Anouma loses presidency appeal

FIFA executive committee member Jacques Anouma lost his legal challenge on Tuesday to be a candidate for the African football presidency against longtime incumbent Issa Hayatou.

The Court of Arbitration for Sport dismissed Anouma's appeal against a decision by the Confederation of African Football, which refused to accept his election bid after he was made ineligible by rules changes engineered by Hayatou.

Hayatou, a FIFA vice president from Cameroon, will be the only candidate to extend his 26-year CAF reign at its congress this weekend in Marrakech, Morocco.

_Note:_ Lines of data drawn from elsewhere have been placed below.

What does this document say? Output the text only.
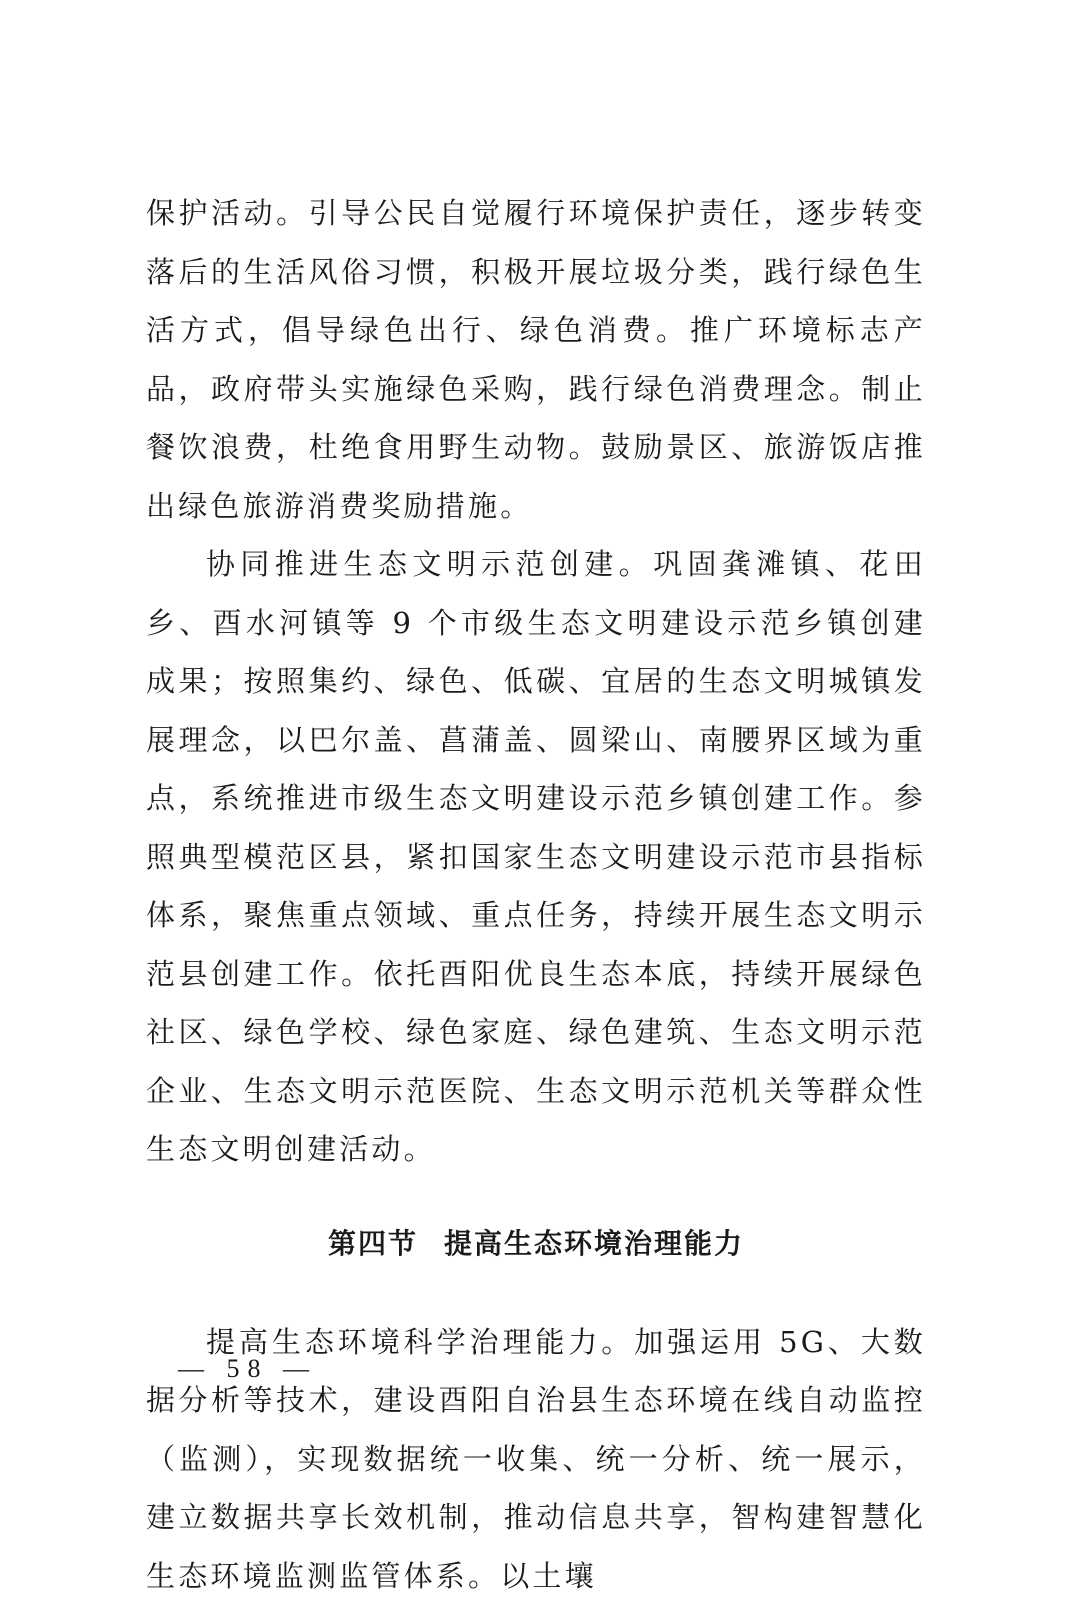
保护活动。引导公民自觉履行环境保护责任，逐步转变落后的生活风俗习惯，积极开展垃圾分类，践行绿色生活方式，倡导绿色出行、绿色消费。推广环境标志产品，政府带头实施绿色采购，践行绿色消费理念。制止餐饮浪费，杜绝食用野生动物。鼓励景区、旅游饭店推出绿色旅游消费奖励措施。

协同推进生态文明示范创建。巩固龚滩镇、花田乡、酉水河镇等 9 个市级生态文明建设示范乡镇创建成果；按照集约、绿色、低碳、宜居的生态文明城镇发展理念，以巴尔盖、菖蒲盖、圆梁山、南腰界区域为重点，系统推进市级生态文明建设示范乡镇创建工作。参照典型模范区县，紧扣国家生态文明建设示范市县指标体系，聚焦重点领域、重点任务，持续开展生态文明示范县创建工作。依托酉阳优良生态本底，持续开展绿色社区、绿色学校、绿色家庭、绿色建筑、生态文明示范企业、生态文明示范医院、生态文明示范机关等群众性生态文明创建活动。

第四节 提高生态环境治理能力

提高生态环境科学治理能力。加强运用 5G、大数据分析等技术，建设酉阳自治县生态环境在线自动监控（监测），实现数据统一收集、统一分析、统一展示，建立数据共享长效机制，推动信息共享，智构建智慧化生态环境监测监管体系。以土壤

— 58 —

Hayatou steered through new election rules last September which allowed only ''current or former members'' of the CAF executive committee to challenge him.

Anouma, from Ivory Coast, was barred because his FIFA position gives him only non-voting board membership.

''The CAS has confirmed that the CAF executive committee had jurisdiction to refuse the candidature of Jacques Anouma,'' the court said in a statement.

The court said the CAF's rules changes were ''applicable in assessing the validity'' of Anouma's case.

''Jacques Anouma did not meet these criteria because he had never been a member of the CAF executive committee,'' the court said.

The 66-year-old Hayatou has pledged that his next presidential mandate will be his last.

African football nations voted 44-6 in the Seychelles last September to back the rules changes in a poll witnessed and endorsed by FIFA President Sepp Blatter.

Hayatou challenged Blatter for the FIFA leadership in 2002 - losing heavily - though they have since enjoyed good relations, and are both members of the International Olympic Committee.

Anouma, who had criticized Hayatou's election tactics as ''scandalous,'' has a further two years on his FIFA mandate before he must seek re-election.